Al Convegno SOS Agricoltura tracciata la strada per il rilancio



Un’agricoltura sana, multifunzionale, in grado di coniugare produzione di qualità e rispetto dell’ambiente e del carattere identitario del paesaggio. E’ l’identikit dell’agricoltura del futuro che emerge dal Convegno FAI “SOS Agricoltura”. Un settore oggi in crisi, che deve essere recuperato e rilanciato sulla base dei valori tradizionali e delle buone pratiche del passato se si vuole realizzare uno sviluppo economico sostenibile del Sistema Paese.

Qualcuno l’ha chiamato gli “Stati Generali” dell’agricoltura e forse è stato davvero così. Sono stati numerosi ed estremamente competenti i relatori del Convegno FAI “SOS Agricoltura” che si è svolto giovedì 18 novembre all’Aula Magna dell’Università di Bolognaesponenti delle Istituzioni, docenti universitari, studiosi ed esperti del settore. Tutti riuniti in una lunga giornata di lavori per trovare la giusta via per un rilancio dell’agricoltura italiana. Un settore oggi in grande crisi che però svolge un ruolo decisivo per uno sviluppo economico sostenibile del Sistema Paese e per la tutela del paesaggio come elemento distintivo dell’identità di un intero popolo.

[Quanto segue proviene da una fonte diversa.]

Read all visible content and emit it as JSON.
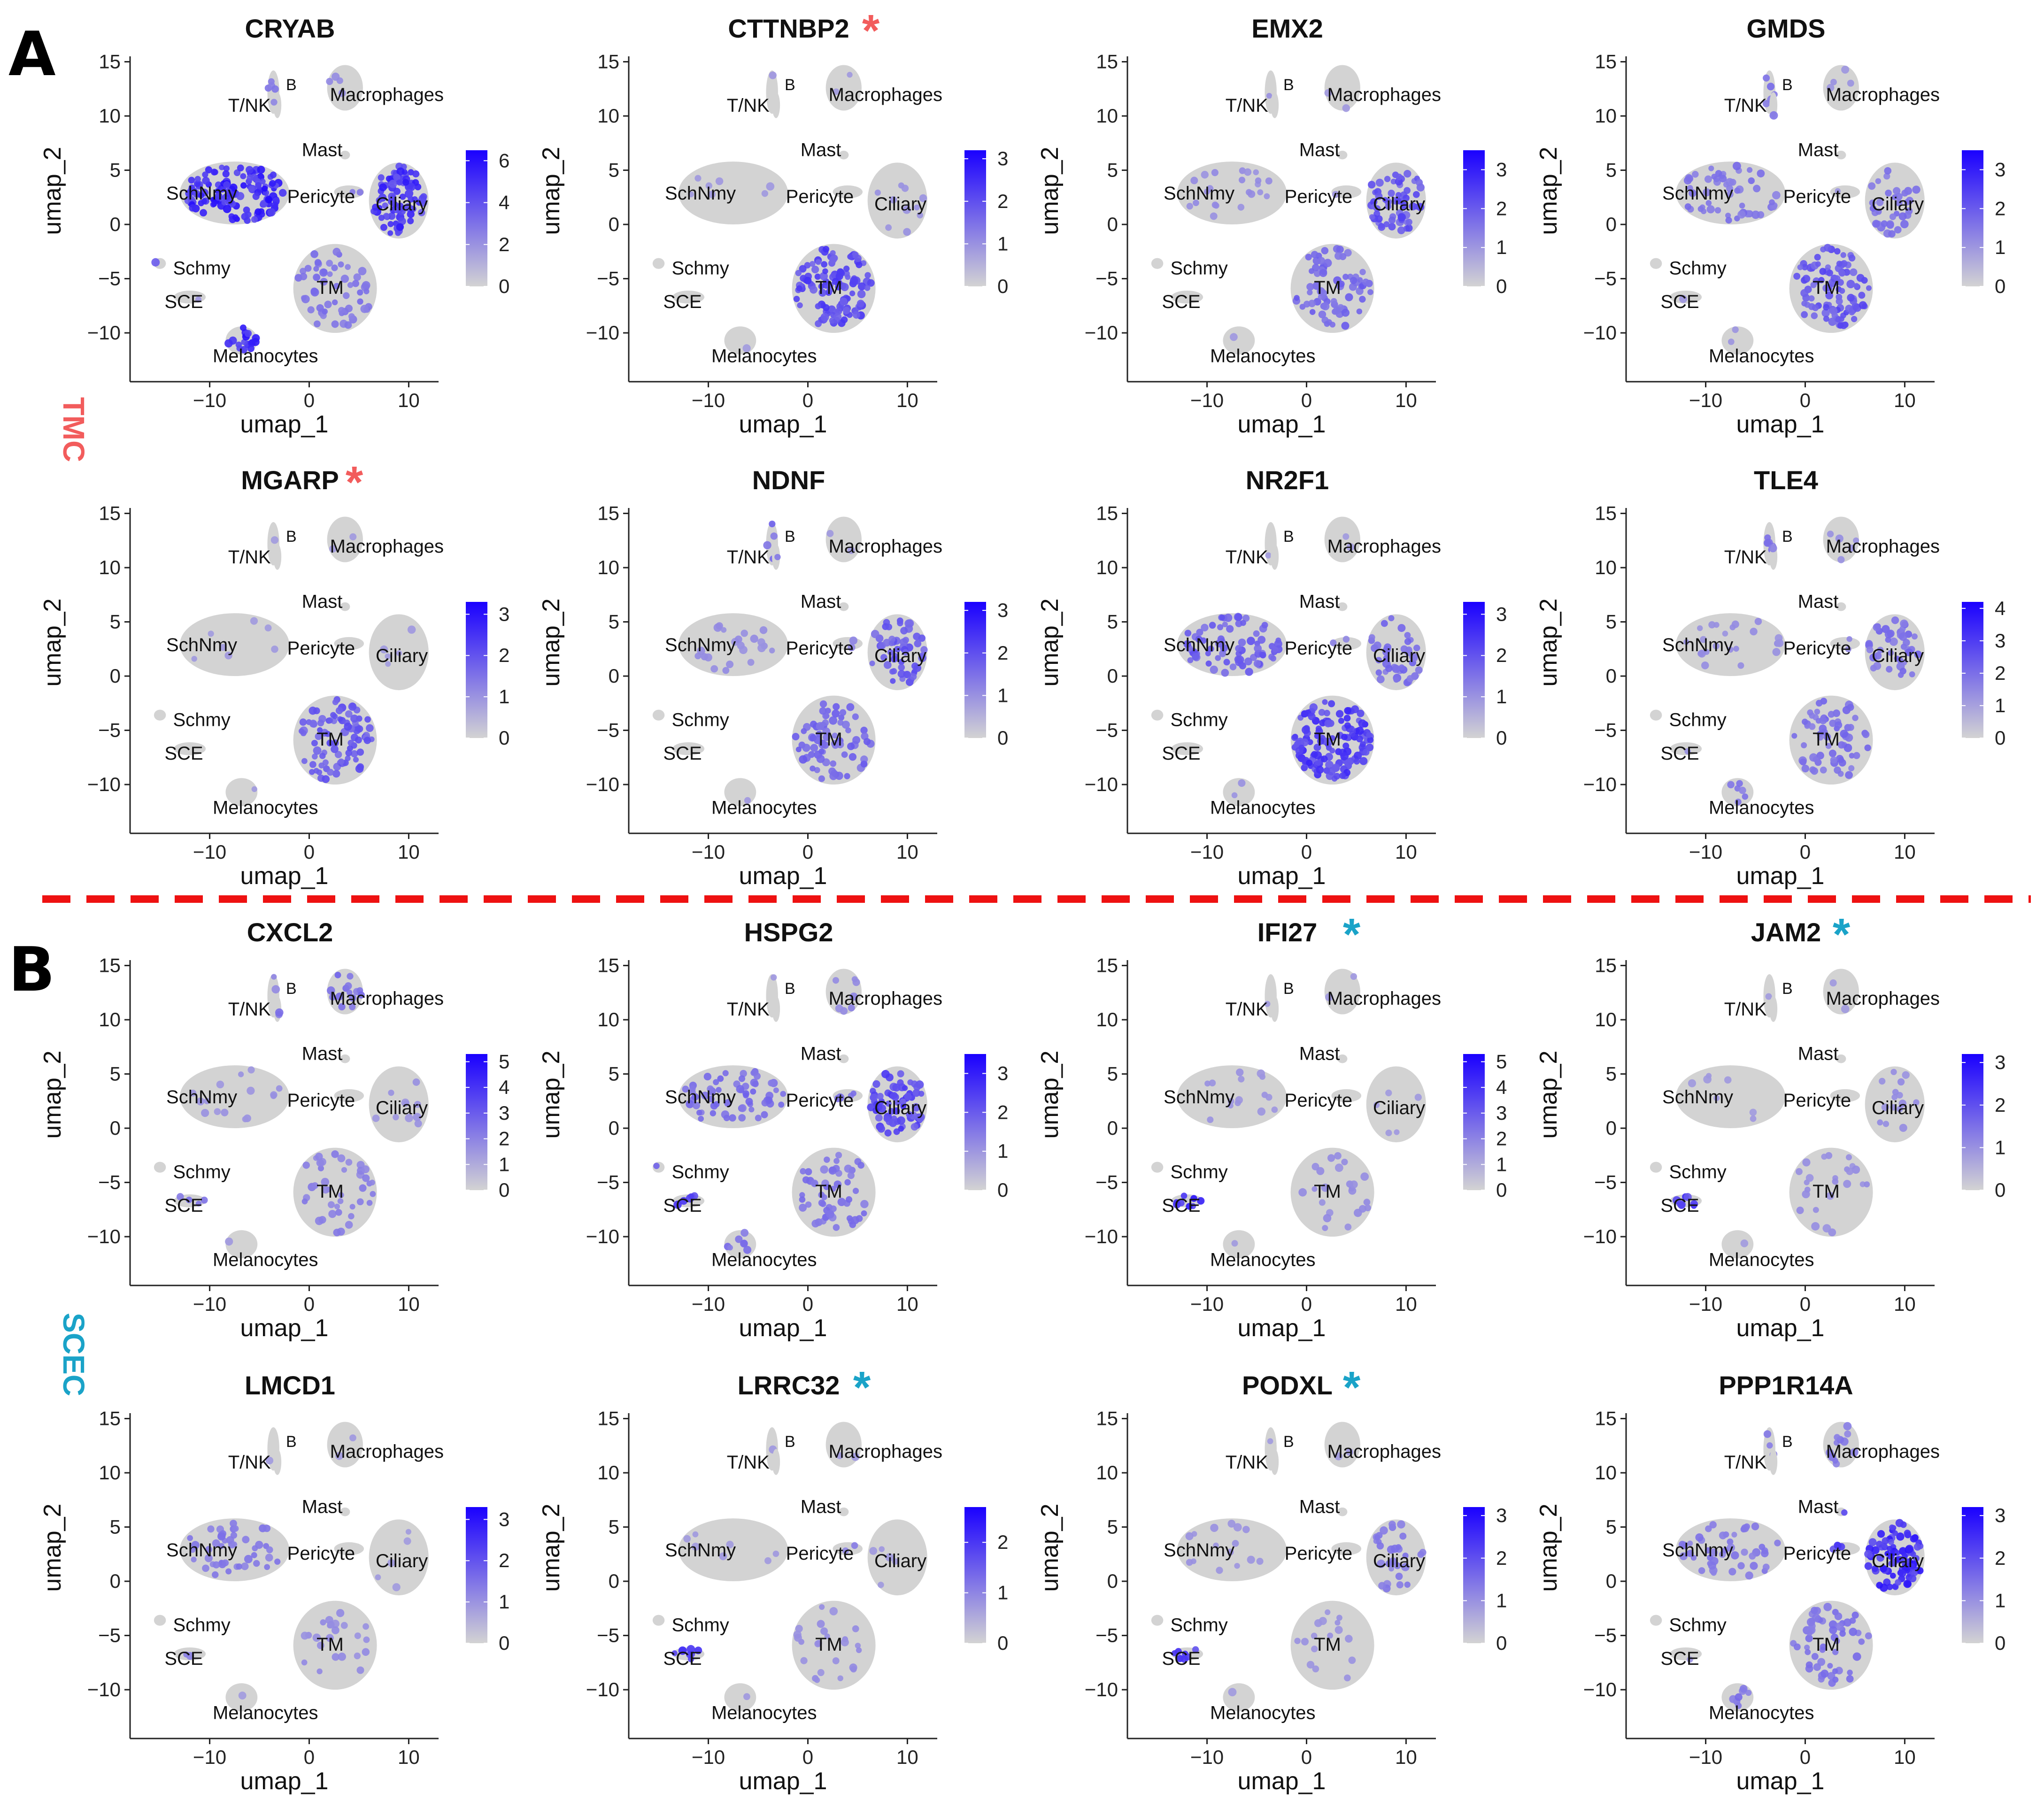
{
  "figure": {
    "panel_labels": [
      "A",
      "B"
    ],
    "group_labels": [
      "TMC",
      "SCEC"
    ],
    "colors": {
      "tmc": "#f25c5c",
      "scec": "#1aa3c8",
      "divider": "#ee1111",
      "low": "#d3d3d3",
      "high": "#1a00ff"
    }
  },
  "axes": {
    "xlabel": "umap_1",
    "ylabel": "umap_2",
    "xlim": [
      -18,
      13
    ],
    "ylim": [
      -14.5,
      15.5
    ],
    "xticks": [
      -10,
      0,
      10
    ],
    "yticks": [
      15,
      10,
      5,
      0,
      -5,
      -10
    ],
    "xtick_labels": [
      "−10",
      "0",
      "10"
    ],
    "ytick_labels": [
      "15",
      "10",
      "5",
      "0",
      "−5",
      "−10"
    ]
  },
  "clusters": [
    {
      "name": "B",
      "cx": -3.6,
      "cy": 12.2,
      "rx": 0.6,
      "ry": 2.0,
      "lx": -1.8,
      "ly": 13,
      "fs": 34
    },
    {
      "name": "T/NK",
      "cx": -3.2,
      "cy": 11.0,
      "rx": 0.4,
      "ry": 1.2,
      "lx": -6,
      "ly": 11,
      "fs": 40
    },
    {
      "name": "Macrophages",
      "cx": 3.6,
      "cy": 12.6,
      "rx": 1.8,
      "ry": 2.1,
      "lx": 7.8,
      "ly": 12,
      "fs": 40
    },
    {
      "name": "Mast",
      "cx": 3.6,
      "cy": 6.4,
      "rx": 0.5,
      "ry": 0.4,
      "lx": 1.3,
      "ly": 6.9,
      "fs": 40
    },
    {
      "name": "SchNmy",
      "cx": -7.5,
      "cy": 2.9,
      "rx": 5.5,
      "ry": 2.9,
      "lx": -10.8,
      "ly": 2.9,
      "fs": 40
    },
    {
      "name": "Pericyte",
      "cx": 4.0,
      "cy": 3.0,
      "rx": 1.5,
      "ry": 0.6,
      "lx": 1.2,
      "ly": 2.6,
      "fs": 40
    },
    {
      "name": "Ciliary",
      "cx": 9.0,
      "cy": 2.2,
      "rx": 3.0,
      "ry": 3.5,
      "lx": 9.3,
      "ly": 1.9,
      "fs": 40
    },
    {
      "name": "Schmy",
      "cx": -15.0,
      "cy": -3.6,
      "rx": 0.6,
      "ry": 0.5,
      "lx": -10.8,
      "ly": -4.0,
      "fs": 40
    },
    {
      "name": "SCE",
      "cx": -12.0,
      "cy": -6.7,
      "rx": 1.6,
      "ry": 0.6,
      "lx": -12.6,
      "ly": -7.1,
      "fs": 40
    },
    {
      "name": "TM",
      "cx": 2.6,
      "cy": -5.9,
      "rx": 4.2,
      "ry": 4.1,
      "lx": 2.1,
      "ly": -5.8,
      "fs": 40
    },
    {
      "name": "Melanocytes",
      "cx": -6.8,
      "cy": -10.7,
      "rx": 1.6,
      "ry": 1.3,
      "lx": -4.4,
      "ly": -12.1,
      "fs": 40
    }
  ],
  "chart_data": [
    {
      "type": "scatter",
      "gene": "CRYAB",
      "title": "CRYAB",
      "star": null,
      "legend_max": 6.5,
      "legend_ticks": [
        0,
        2,
        4,
        6
      ],
      "expression": {
        "B": 0.35,
        "T/NK": 0.25,
        "Macrophages": 0.15,
        "Mast": 0.1,
        "SchNmy": 0.95,
        "Pericyte": 0.3,
        "Ciliary": 0.85,
        "Schmy": 0.6,
        "SCE": 0.1,
        "TM": 0.35,
        "Melanocytes": 0.9
      }
    },
    {
      "type": "scatter",
      "gene": "CTTNBP2",
      "title": "CTTNBP2",
      "star": "tmc",
      "legend_max": 3.2,
      "legend_ticks": [
        0,
        1,
        2,
        3
      ],
      "expression": {
        "B": 0.1,
        "T/NK": 0.05,
        "Macrophages": 0.05,
        "Mast": 0.05,
        "SchNmy": 0.05,
        "Pericyte": 0.05,
        "Ciliary": 0.1,
        "Schmy": 0.05,
        "SCE": 0.05,
        "TM": 0.7,
        "Melanocytes": 0.05
      }
    },
    {
      "type": "scatter",
      "gene": "EMX2",
      "title": "EMX2",
      "star": null,
      "legend_max": 3.5,
      "legend_ticks": [
        0,
        1,
        2,
        3
      ],
      "expression": {
        "B": 0.1,
        "T/NK": 0.05,
        "Macrophages": 0.05,
        "Mast": 0.05,
        "SchNmy": 0.15,
        "Pericyte": 0.1,
        "Ciliary": 0.6,
        "Schmy": 0.05,
        "SCE": 0.05,
        "TM": 0.45,
        "Melanocytes": 0.05
      }
    },
    {
      "type": "scatter",
      "gene": "GMDS",
      "title": "GMDS",
      "star": null,
      "legend_max": 3.5,
      "legend_ticks": [
        0,
        1,
        2,
        3
      ],
      "expression": {
        "B": 0.4,
        "T/NK": 0.3,
        "Macrophages": 0.1,
        "Mast": 0.05,
        "SchNmy": 0.35,
        "Pericyte": 0.1,
        "Ciliary": 0.35,
        "Schmy": 0.1,
        "SCE": 0.1,
        "TM": 0.6,
        "Melanocytes": 0.1
      }
    },
    {
      "type": "scatter",
      "gene": "MGARP",
      "title": "MGARP",
      "star": "tmc",
      "legend_max": 3.3,
      "legend_ticks": [
        0,
        1,
        2,
        3
      ],
      "expression": {
        "B": 0.05,
        "T/NK": 0.05,
        "Macrophages": 0.05,
        "Mast": 0.05,
        "SchNmy": 0.05,
        "Pericyte": 0.05,
        "Ciliary": 0.05,
        "Schmy": 0.05,
        "SCE": 0.05,
        "TM": 0.55,
        "Melanocytes": 0.05
      }
    },
    {
      "type": "scatter",
      "gene": "NDNF",
      "title": "NDNF",
      "star": null,
      "legend_max": 3.2,
      "legend_ticks": [
        0,
        1,
        2,
        3
      ],
      "expression": {
        "B": 0.4,
        "T/NK": 0.3,
        "Macrophages": 0.05,
        "Mast": 0.05,
        "SchNmy": 0.15,
        "Pericyte": 0.2,
        "Ciliary": 0.55,
        "Schmy": 0.05,
        "SCE": 0.05,
        "TM": 0.45,
        "Melanocytes": 0.05
      }
    },
    {
      "type": "scatter",
      "gene": "NR2F1",
      "title": "NR2F1",
      "star": null,
      "legend_max": 3.3,
      "legend_ticks": [
        0,
        1,
        2,
        3
      ],
      "expression": {
        "B": 0.05,
        "T/NK": 0.05,
        "Macrophages": 0.05,
        "Mast": 0.05,
        "SchNmy": 0.5,
        "Pericyte": 0.2,
        "Ciliary": 0.4,
        "Schmy": 0.2,
        "SCE": 0.05,
        "TM": 0.8,
        "Melanocytes": 0.1
      }
    },
    {
      "type": "scatter",
      "gene": "TLE4",
      "title": "TLE4",
      "star": null,
      "legend_max": 4.2,
      "legend_ticks": [
        0,
        1,
        2,
        3,
        4
      ],
      "expression": {
        "B": 0.4,
        "T/NK": 0.3,
        "Macrophages": 0.15,
        "Mast": 0.05,
        "SchNmy": 0.15,
        "Pericyte": 0.2,
        "Ciliary": 0.4,
        "Schmy": 0.1,
        "SCE": 0.1,
        "TM": 0.4,
        "Melanocytes": 0.3
      }
    },
    {
      "type": "scatter",
      "gene": "CXCL2",
      "title": "CXCL2",
      "star": null,
      "legend_max": 5.3,
      "legend_ticks": [
        0,
        1,
        2,
        3,
        4,
        5
      ],
      "expression": {
        "B": 0.2,
        "T/NK": 0.35,
        "Macrophages": 0.4,
        "Mast": 0.05,
        "SchNmy": 0.1,
        "Pericyte": 0.05,
        "Ciliary": 0.1,
        "Schmy": 0.05,
        "SCE": 0.45,
        "TM": 0.25,
        "Melanocytes": 0.05
      }
    },
    {
      "type": "scatter",
      "gene": "HSPG2",
      "title": "HSPG2",
      "star": null,
      "legend_max": 3.5,
      "legend_ticks": [
        0,
        1,
        2,
        3
      ],
      "expression": {
        "B": 0.05,
        "T/NK": 0.05,
        "Macrophages": 0.2,
        "Mast": 0.05,
        "SchNmy": 0.4,
        "Pericyte": 0.45,
        "Ciliary": 0.7,
        "Schmy": 0.4,
        "SCE": 0.7,
        "TM": 0.35,
        "Melanocytes": 0.35
      }
    },
    {
      "type": "scatter",
      "gene": "IFI27",
      "title": "IFI27",
      "star": "scec",
      "legend_max": 5.3,
      "legend_ticks": [
        0,
        1,
        2,
        3,
        4,
        5
      ],
      "expression": {
        "B": 0.05,
        "T/NK": 0.05,
        "Macrophages": 0.05,
        "Mast": 0.05,
        "SchNmy": 0.1,
        "Pericyte": 0.05,
        "Ciliary": 0.05,
        "Schmy": 0.05,
        "SCE": 0.95,
        "TM": 0.15,
        "Melanocytes": 0.05
      }
    },
    {
      "type": "scatter",
      "gene": "JAM2",
      "title": "JAM2",
      "star": "scec",
      "legend_max": 3.2,
      "legend_ticks": [
        0,
        1,
        2,
        3
      ],
      "expression": {
        "B": 0.05,
        "T/NK": 0.05,
        "Macrophages": 0.05,
        "Mast": 0.05,
        "SchNmy": 0.05,
        "Pericyte": 0.05,
        "Ciliary": 0.15,
        "Schmy": 0.05,
        "SCE": 0.85,
        "TM": 0.15,
        "Melanocytes": 0.05
      }
    },
    {
      "type": "scatter",
      "gene": "LMCD1",
      "title": "LMCD1",
      "star": null,
      "legend_max": 3.3,
      "legend_ticks": [
        0,
        1,
        2,
        3
      ],
      "expression": {
        "B": 0.05,
        "T/NK": 0.05,
        "Macrophages": 0.05,
        "Mast": 0.05,
        "SchNmy": 0.3,
        "Pericyte": 0.05,
        "Ciliary": 0.05,
        "Schmy": 0.1,
        "SCE": 0.25,
        "TM": 0.15,
        "Melanocytes": 0.05
      }
    },
    {
      "type": "scatter",
      "gene": "LRRC32",
      "title": "LRRC32",
      "star": "scec",
      "legend_max": 2.7,
      "legend_ticks": [
        0,
        1,
        2
      ],
      "expression": {
        "B": 0.05,
        "T/NK": 0.05,
        "Macrophages": 0.05,
        "Mast": 0.05,
        "SchNmy": 0.05,
        "Pericyte": 0.25,
        "Ciliary": 0.05,
        "Schmy": 0.05,
        "SCE": 0.8,
        "TM": 0.15,
        "Melanocytes": 0.05
      }
    },
    {
      "type": "scatter",
      "gene": "PODXL",
      "title": "PODXL",
      "star": "scec",
      "legend_max": 3.2,
      "legend_ticks": [
        0,
        1,
        2,
        3
      ],
      "expression": {
        "B": 0.05,
        "T/NK": 0.05,
        "Macrophages": 0.05,
        "Mast": 0.05,
        "SchNmy": 0.1,
        "Pericyte": 0.05,
        "Ciliary": 0.3,
        "Schmy": 0.05,
        "SCE": 0.85,
        "TM": 0.1,
        "Melanocytes": 0.05
      }
    },
    {
      "type": "scatter",
      "gene": "PPP1R14A",
      "title": "PPP1R14A",
      "star": null,
      "legend_max": 3.2,
      "legend_ticks": [
        0,
        1,
        2,
        3
      ],
      "expression": {
        "B": 0.35,
        "T/NK": 0.1,
        "Macrophages": 0.3,
        "Mast": 0.6,
        "SchNmy": 0.3,
        "Pericyte": 0.8,
        "Ciliary": 0.95,
        "Schmy": 0.1,
        "SCE": 0.1,
        "TM": 0.35,
        "Melanocytes": 0.35
      }
    }
  ]
}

E la strada è stata tracciata, in modo chiaro. Tutti d’accordo nel ritenere che il futuro dell’agricoltura non possa che essere legato al suo passato. Occorre cioè ritrovare e rilanciare le buone pratiche e i valori della tradizione: equilibrio tra paesaggio e coltivazione, riscoperta di un’agricoltura biologica e biodinamica al posto di quella intensiva puntando sulla qualità dei prodotti, sviluppo di una multifunzionalità in grado di offrire servizi ai cittadini, tutela della biodiversità, filiera corta, coinvolgimento dei giovani.

Una nuova agricoltura “sana” e sostenibile sarà in grado non solo di garantire la sicurezza alimentare, ma molto, molto di più: dalla tutela del paesaggio e dell’ambiente alla competitività economica garantita dalla qualità dei prodotti; dal presidio del territorio e quindi la prevenzione del dissesto idrogeologico alla tutela delle risorse naturali (aria, acqua, suolo); dalla lotta all’inquinamento attraverso l’assorbimento delle emissioni CO2 alla creazione di un turismo culturale di qualità.

La sfida non è certo semplice visto che il settore agricolo sta vivendo la peggior crisi degli ultimi sessant’anni. Per avere un’idea è sufficiente dare qualche dato: negli ultimi 10 anni le unità produttive sono calate del 27% e quelle con allevamenti del 50%; dal 2000 a oggi sono state chiuse 198mila stalle; il prezzo dei cereali è diminuito del 55% e quello del latte del 30%, mentre i costi di produzione sono aumentati del 33% per i cereali e del 21% per il latte; solo il 3% delle aziende a conduzione familiare è gestito da un giovane sotto i 35 anni.

Il messaggio ai cittadini e alle istituzioni è stato lanciato forte e chiaro durante il Convegno. Nell’attesa che esso sia raccolto soprattutto dalle seconde, poiché il rilancio dell’agricoltura deve passare anche attraverso una riforma della Politica Agricola Comunitaria (PAC), FAI, WWF e Associazione per l’Agricoltura Biodinamica stanno preparando un documento conclusivo che farà il punto su quanto discusso e sui prossimi passi da seguire.